Our findings imply that there is an abstract boundary between when and under what circumstances patients’ wishes are considered. It is unknown where this boundary ends, as the decisive conclusion lies with the therapist. This is problematic, as patients who are offered options are more likely to engage in treatment, to join interventions, and to experience better treatment outcomes [47] and studies underscore self-agency as central to recovery processes [48]. It is also problematic that patient inclusiveness is not clearly defined, as this gives an unknown amount of power to the therapist. Recently, the development of the Power Threat Meaning Framework [49] has highlighted how power operates and impacts the lives of those with mental illnesses both within and outside of mental health services.

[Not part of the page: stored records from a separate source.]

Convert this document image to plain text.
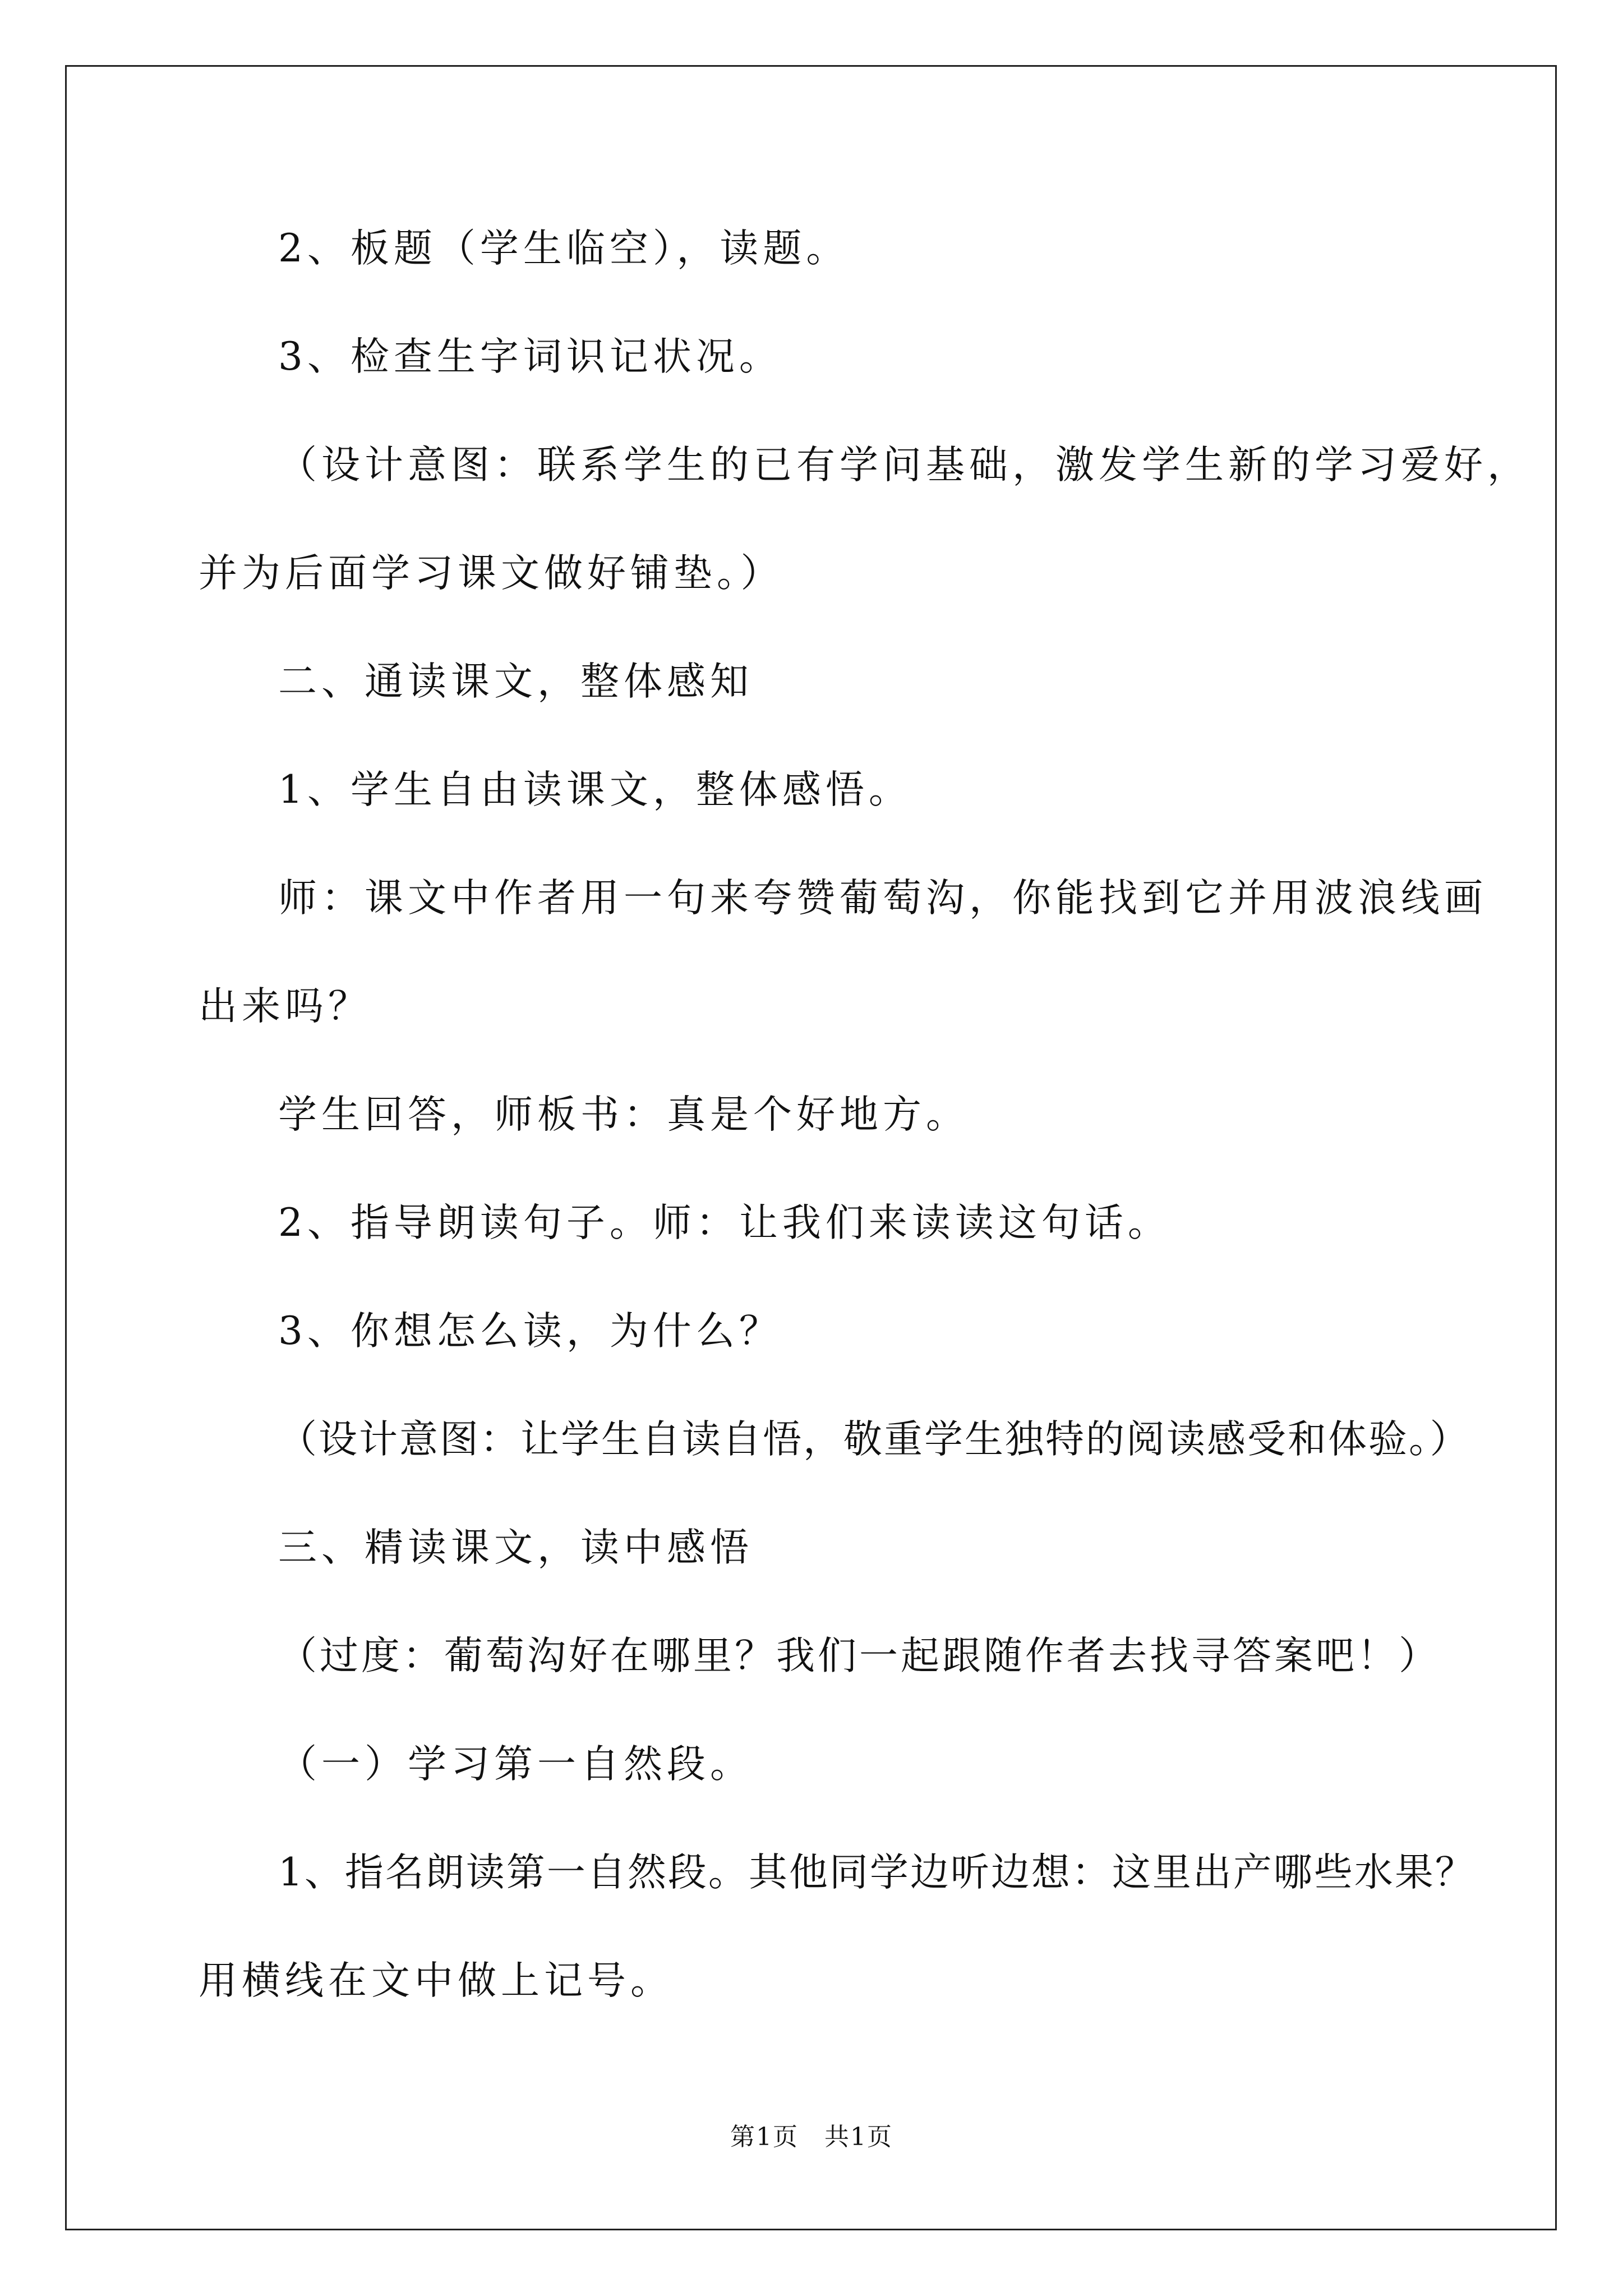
2、板题（学生临空），读题。
3、检查生字词识记状况。
（设计意图：联系学生的已有学问基础，激发学生新的学习爱好，
并为后面学习课文做好铺垫。）
二、通读课文，整体感知
1、学生自由读课文，整体感悟。
师：课文中作者用一句来夸赞葡萄沟，你能找到它并用波浪线画
出来吗？
学生回答，师板书：真是个好地方。
2、指导朗读句子。师：让我们来读读这句话。
3、你想怎么读，为什么？
（设计意图：让学生自读自悟，敬重学生独特的阅读感受和体验。）
三、精读课文，读中感悟
（过度：葡萄沟好在哪里？我们一起跟随作者去找寻答案吧！）
（一）学习第一自然段。
1、指名朗读第一自然段。其他同学边听边想：这里出产哪些水果？
用横线在文中做上记号。
第1页　共1页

Participants of our study preferred non-coercive interventions, which is in line with findings of a comprehensive study of Norwegian health professionals’ attitudes towards coercive care [50]. At the same time, therapists described limiting treatment options to what they believed to be best for each patient. Taking this final point into account, we find it difficult to conclude that therapists participating in this study are supporting patients as equal agents in shaping treatment plans.


Our findings are shaped by the contexts of the participants interviewed and by the setting in which the study was conducted. The experiences analysed are conclusively based on a health professional’s perspective and do not cover those of the patient participants. This is a limitation of our study, as we examined phenomena depending on a two-part collaboration. Moreover, studies show that therapist assessments of working alliances are less reliable than patient assessments [51]. This might limit the generalisability of our findings to other populations, and further studies must also consider patients’ perspectives. As another possible limitation, our participants might have attributed different meanings to the term “working alliance” (i.e. terms such as “alliance” and “relation” were used synonymously), though Bordin’s definition was explicitly described in the interviews. Data based on different definitions were included, as participants found this meaningful in relation to the examined phenomena. As another limitation, we did not discriminate between different forms of involuntary treatment. There is clearly a difference between different coercive measures such as the use of medication or seclusion, and future research must consider exploring these differences in detail. Furthermore, the participants’ experiences had developed in both inpatient and outpatient contexts in relation to different phases of serious mental illness and to different treatments, thus representing a diverse context. Whilst this allowed us to consider a wide range of therapists’ experiences and views, it also limits our ability to generalise our findings. Finally, the current study uses a qualitative approach to the research question, which brings certain limitations, i.e. a comprehensive data set and assessment of data. Future studies should aspire to include quantitative methods, i.e. developing an operationalisation and scoring the working alliance in involuntary treatment settings.


We conclude that the therapists exhibited a will to consider their patients’ goals and methods, but only when they were in agreement, and they ultimately made treatment decisions themselves. Further, patient autonomy seems to come second in therapist assessments of needs for care; consequently, we question to what degree the working alliance as a defined concept of mutual agreement is present in the involuntary treatment we investigated.